Writer Uma Gowrishankar |
Laura Davis: Where do you write? Paint us a word picture. Put us there. And that other place you like. Or just send a real picture.
Uma Gowrishankar: I write at my table in my room. It is an old teak table that I brought from my parents’ home. The table is at the window that overlooks my terrace garden which teems with butterflies, bees and dragonflies. I live in an intensely populated locality, but my apartment and my room is tucked away from the din and noise, and this garden gives me a piece of quietness to work.
LD: How often do you write and for how long? What time of day?
UG: I have a 9 to 5 job as education consultant. Fortunately I can quickly slip into my writing, so I manage snatches of writing even through my working day. I write in the evenings between cooking for family and yoga. Basically I am a night person, I stay up late and write. During the weekends I write for full days, getting myself only a few hours of sleep.

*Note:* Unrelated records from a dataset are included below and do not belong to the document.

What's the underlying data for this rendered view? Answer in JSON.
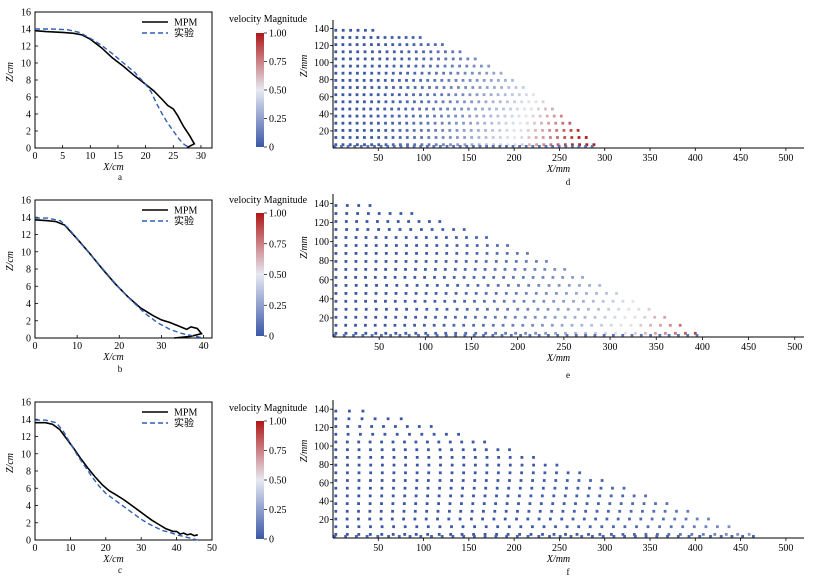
{
  "colorbar": {
    "title": "velocity Magnitude",
    "ticks": [
      "1.00",
      "0.75",
      "0.50",
      "0.25",
      "0"
    ],
    "colors": {
      "low": "#3a57a8",
      "mid": "#e6e9f2",
      "high": "#b01818"
    }
  },
  "legend": {
    "mpm": "MPM",
    "exp": "实验"
  },
  "series_colors": {
    "mpm": "#000000",
    "exp": "#2f5fb5"
  },
  "chart_data": [
    {
      "panel": "a",
      "type": "line",
      "xlabel": "X/cm",
      "ylabel": "Z/cm",
      "xlim": [
        0,
        32
      ],
      "ylim": [
        0,
        16
      ],
      "xticks": [
        0,
        5,
        10,
        15,
        20,
        25,
        30
      ],
      "yticks": [
        0,
        2,
        4,
        6,
        8,
        10,
        12,
        14,
        16
      ],
      "series": [
        {
          "name": "MPM",
          "x": [
            0,
            2,
            5,
            7,
            8.5,
            10,
            12,
            14,
            16,
            18,
            20,
            21.5,
            23,
            24,
            25,
            25.8,
            26.8,
            28,
            28.8,
            27.5
          ],
          "y": [
            13.8,
            13.7,
            13.6,
            13.5,
            13.3,
            12.8,
            11.8,
            10.6,
            9.6,
            8.5,
            7.5,
            6.7,
            5.7,
            5.0,
            4.6,
            3.8,
            2.6,
            1.4,
            0.5,
            0.05
          ]
        },
        {
          "name": "实验",
          "x": [
            0,
            3,
            6,
            8,
            10,
            12,
            14,
            16,
            18,
            20,
            21,
            22,
            23,
            24,
            25,
            26,
            27,
            28
          ],
          "y": [
            14.0,
            14.0,
            13.9,
            13.6,
            12.9,
            12.1,
            11.1,
            10.0,
            8.9,
            7.5,
            6.6,
            5.2,
            4.0,
            2.9,
            2.0,
            1.1,
            0.4,
            0.0
          ]
        }
      ]
    },
    {
      "panel": "b",
      "type": "line",
      "xlabel": "X/cm",
      "ylabel": "Z/cm",
      "xlim": [
        0,
        42
      ],
      "ylim": [
        0,
        16
      ],
      "xticks": [
        0,
        10,
        20,
        30,
        40
      ],
      "yticks": [
        0,
        2,
        4,
        6,
        8,
        10,
        12,
        14,
        16
      ],
      "series": [
        {
          "name": "MPM",
          "x": [
            0,
            3,
            5,
            7,
            10,
            13,
            16,
            19,
            22,
            25,
            28,
            30,
            32,
            34,
            35,
            36,
            37,
            38.5,
            39.5,
            37,
            33
          ],
          "y": [
            13.7,
            13.6,
            13.5,
            13.1,
            11.5,
            9.8,
            8.0,
            6.3,
            4.8,
            3.5,
            2.6,
            2.1,
            1.8,
            1.4,
            1.2,
            1.0,
            1.3,
            1.1,
            0.5,
            0.2,
            0.0
          ]
        },
        {
          "name": "实验",
          "x": [
            0,
            3,
            6,
            8,
            11,
            14,
            17,
            20,
            23,
            26,
            29,
            32,
            35,
            38,
            40
          ],
          "y": [
            13.9,
            13.9,
            13.6,
            12.7,
            10.9,
            9.2,
            7.5,
            5.8,
            4.3,
            2.9,
            1.8,
            1.0,
            0.5,
            0.2,
            0.0
          ]
        }
      ]
    },
    {
      "panel": "c",
      "type": "line",
      "xlabel": "X/cm",
      "ylabel": "Z/cm",
      "xlim": [
        0,
        50
      ],
      "ylim": [
        0,
        16
      ],
      "xticks": [
        0,
        10,
        20,
        30,
        40,
        50
      ],
      "yticks": [
        0,
        2,
        4,
        6,
        8,
        10,
        12,
        14,
        16
      ],
      "series": [
        {
          "name": "MPM",
          "x": [
            0,
            3,
            5,
            7,
            9,
            11,
            13,
            15,
            17,
            19,
            21,
            23,
            25,
            27,
            29,
            31,
            33,
            35,
            37,
            39,
            40,
            41,
            42,
            43,
            44,
            45,
            46
          ],
          "y": [
            13.6,
            13.6,
            13.4,
            12.8,
            11.7,
            10.6,
            9.4,
            8.3,
            7.3,
            6.4,
            5.7,
            5.2,
            4.7,
            4.1,
            3.5,
            2.9,
            2.3,
            1.8,
            1.3,
            1.0,
            1.0,
            0.7,
            0.8,
            0.6,
            0.7,
            0.5,
            0.6
          ]
        },
        {
          "name": "实验",
          "x": [
            0,
            3,
            6,
            8,
            10,
            12,
            14,
            16,
            18,
            20,
            22,
            24,
            26,
            28,
            30,
            32,
            34,
            36,
            38,
            40,
            42,
            44,
            46
          ],
          "y": [
            13.9,
            13.9,
            13.6,
            12.6,
            11.2,
            9.8,
            8.6,
            7.4,
            6.3,
            5.4,
            4.8,
            4.2,
            3.6,
            3.0,
            2.4,
            1.9,
            1.5,
            1.1,
            0.9,
            0.6,
            0.4,
            0.2,
            0.0
          ]
        }
      ]
    },
    {
      "panel": "d",
      "type": "scatter",
      "xlabel": "X/mm",
      "ylabel": "Z/mm",
      "xlim": [
        0,
        520
      ],
      "ylim": [
        0,
        150
      ],
      "xticks": [
        50,
        100,
        150,
        200,
        250,
        300,
        350,
        400,
        450,
        500
      ],
      "yticks": [
        20,
        40,
        60,
        80,
        100,
        120,
        140
      ],
      "profile": {
        "top": 138,
        "runout": 292,
        "flat": 0.15,
        "shape": 1.8
      },
      "velocity_range": [
        0,
        1
      ]
    },
    {
      "panel": "e",
      "type": "scatter",
      "xlabel": "X/mm",
      "ylabel": "Z/mm",
      "xlim": [
        0,
        510
      ],
      "ylim": [
        0,
        150
      ],
      "xticks": [
        50,
        100,
        150,
        200,
        250,
        300,
        350,
        400,
        450,
        500
      ],
      "yticks": [
        20,
        40,
        60,
        80,
        100,
        120,
        140
      ],
      "profile": {
        "top": 138,
        "runout": 400,
        "flat": 0.1,
        "shape": 1.35
      },
      "velocity_range": [
        0,
        1
      ]
    },
    {
      "panel": "f",
      "type": "scatter",
      "xlabel": "X/mm",
      "ylabel": "Z/mm",
      "xlim": [
        0,
        520
      ],
      "ylim": [
        0,
        150
      ],
      "xticks": [
        50,
        100,
        150,
        200,
        250,
        300,
        350,
        400,
        450,
        500
      ],
      "yticks": [
        20,
        40,
        60,
        80,
        100,
        120,
        140
      ],
      "profile": {
        "top": 138,
        "runout": 470,
        "flat": 0.07,
        "shape": 1.2
      },
      "velocity_range": [
        0,
        1
      ]
    }
  ]
}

LD: What is your favorite exercise that gets the words flowing?
a painting of her writing space by Uma Gowrishankar |
LD: What color is your writing process? Do explain.
UG: I am glad you asked me this question. Being an artist I navigate my life through color codes. My writing process on most days is green color - the green you find under water, turbid at the bottom and luminous at the surface. On certain days it could be warm ochre, the ochre of a mango fruit in the market in Chennai.
LD: How do you motivate yourself to write? Chocolates? Self-flagellation? Coffee on an IV drip?
UG: Oh, none of these! Reading motivates me the best, it could be poetry, prose or novel. Words strung exquisitely make me restless to put aside whatever I am reading, to get to the computer to write. My work table has books splayed open on their spine beside my computer where I write. Yes, I can read and write at the same time!